21) – 6. sensitive (l. 28)
Deuxième article : 7. likely (l. 11) – 8. alter (l. 12) – 9. failure (l. 15) – 10. provide (l. 28)
QUESTIONS (p107, livre) :
In the article from Scientific American, the journalist explains why there could be as many
as 250 million climate refugees by 2050. He explains that people will move because there
will be more natural catastrophes and also because of lack of water and starvation which
will affect people, particularly in southern countries. He says that it will be “the largest
migration in history” and that, contrary to migrants of the past, these new refugees will
arrive unprepared and unwanted in countries which will not be ready to welcome them.
Cecilia Tacoli is much less pessimistic in the article she wrote for BBC News. She explains
that climate migration will be limited as it will be impossible for poor people to migrate to
distant developed countries. She thinks that instead of panicking about an improbable
immigration wave, policymakers – from poor and rich countries – should change their
views on migration and take the measures needed to adapt to climate change.
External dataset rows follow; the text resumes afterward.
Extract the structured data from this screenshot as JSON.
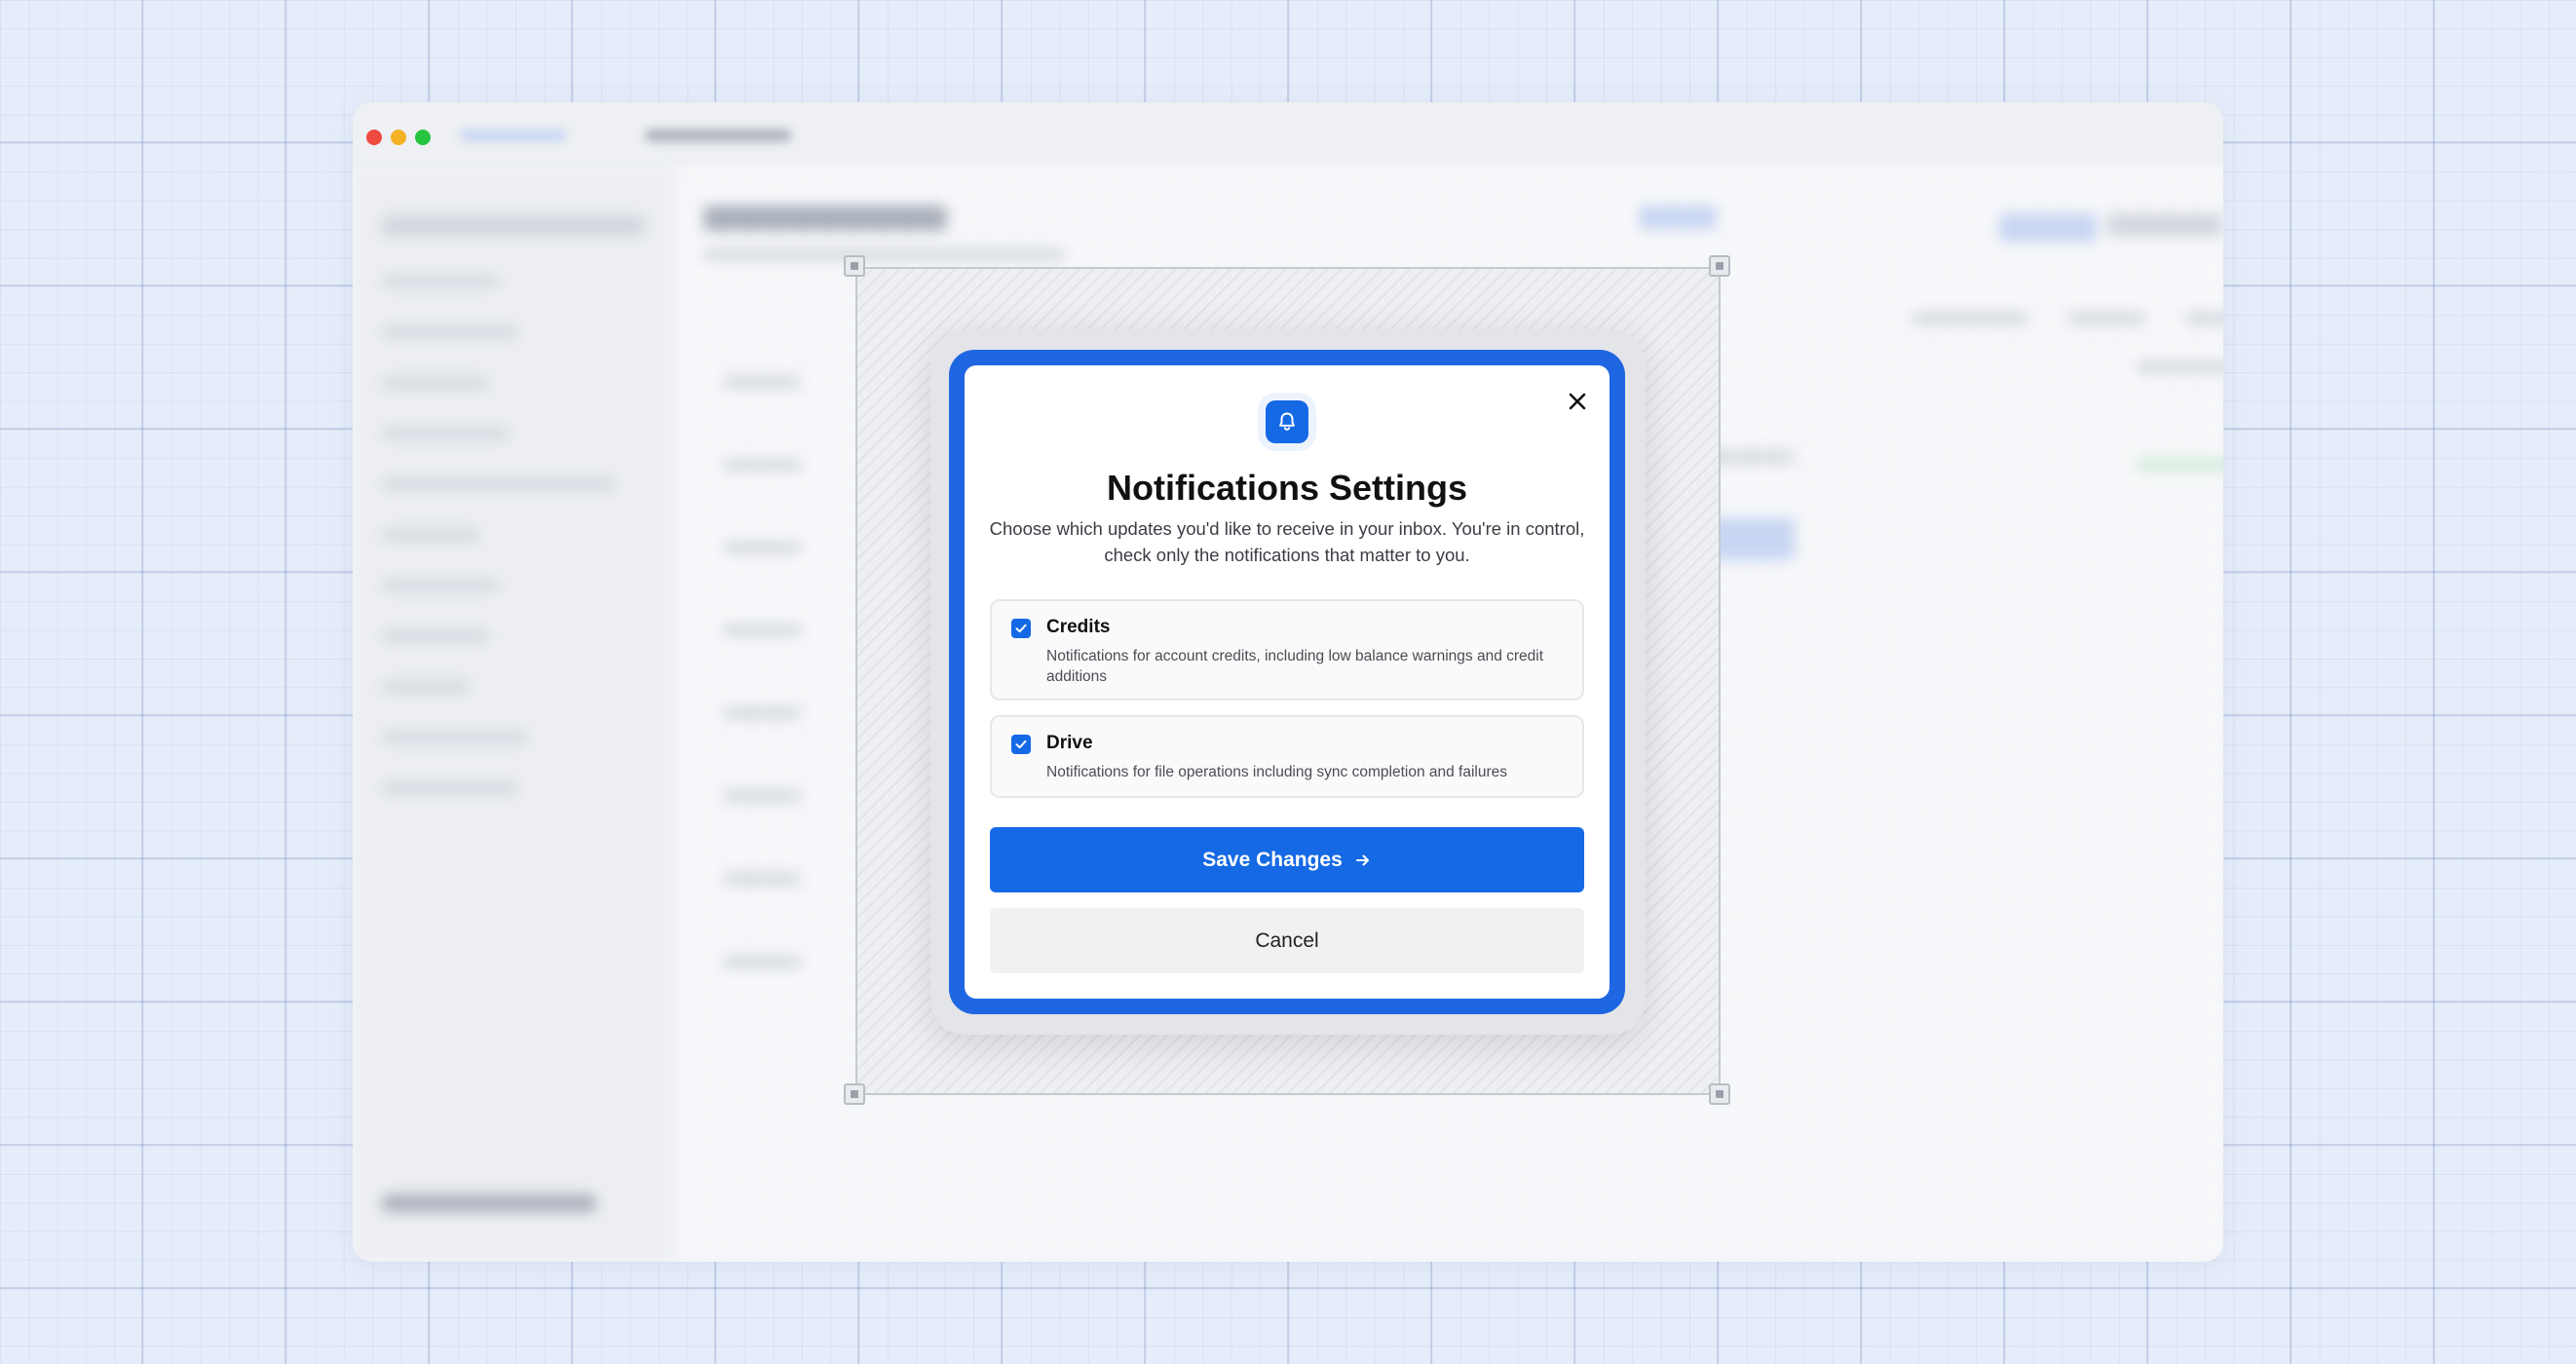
{
  "modal": {
    "title": "Notifications Settings",
    "subtitle": "Choose which updates you'd like to receive in your inbox. You're in control, check only the notifications that matter to you.",
    "options": [
      {
        "label": "Credits",
        "description": "Notifications for account credits, including low balance warnings and credit additions",
        "checked": true
      },
      {
        "label": "Drive",
        "description": "Notifications for file operations including sync completion and failures",
        "checked": true
      }
    ],
    "save_label": "Save Changes",
    "cancel_label": "Cancel"
  },
  "colors": {
    "accent": "#1569e4",
    "frame": "#1f67e2"
  },
  "icons": {
    "header": "bell-icon",
    "close": "close-icon",
    "save": "arrow-right-icon",
    "checkbox": "check-icon"
  }
}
2. The aim of the journalist who wrote the article in Scientific American is to raise
awareness about the risks of a massive immigration wave due to climate change. He
quotes experts and the Intergovernmental Panel on Climate Change who predict that it will
be the largest migration in history. He certainly wants to give a warning so that
policymakers take measures to curb the effects of climate change.
3. The figures given in the first article are accompanied by expressions indicating
that the problem is serious and / or could be worse: – number of people who could
migrate by 2050: “as many as 250 million”. → The expression “as many as” insists
on the high number.
– number of Latin Americans, Asians and Africans who will not have enough water:
“a minimum of 207 million people (...) inside a decade” → “ a minimum of” indicates
that there will certainly be more; → “inside a decade” means that it could be sooner.
 number of people suffering from hunger: “an extra 130 million”.
→ “an extra” means that you have to add this figure to the preceding one, which means
that 337 million people (207 million + 130 million) will be likely to migrate. The journalist’s
intention is definitely to alarm readers. The figures he gives are meant to impress them
and make them aware of an impending catastrophe.
4. On the contrary, Cecilia Tacoli’s aim is to reassure readers. Unlike the Scientific
American journalist, she does not think millions are likely to migrate. She is
convinced that fears are based on a misconception of migrant flows. She doesn’t
believe that large numbers of poor people will be able to move to rich countries.
In her view, climate change offers policymakers the opportunity to change their
views on migration. Poor countries should get ready to receive local migrants by
developing infrastructure and basic services in small towns. As for rich countries,
Cecilia Tacoli thinks that they should stop all the alarmism and help southern
countries protect the most vulnerable populations.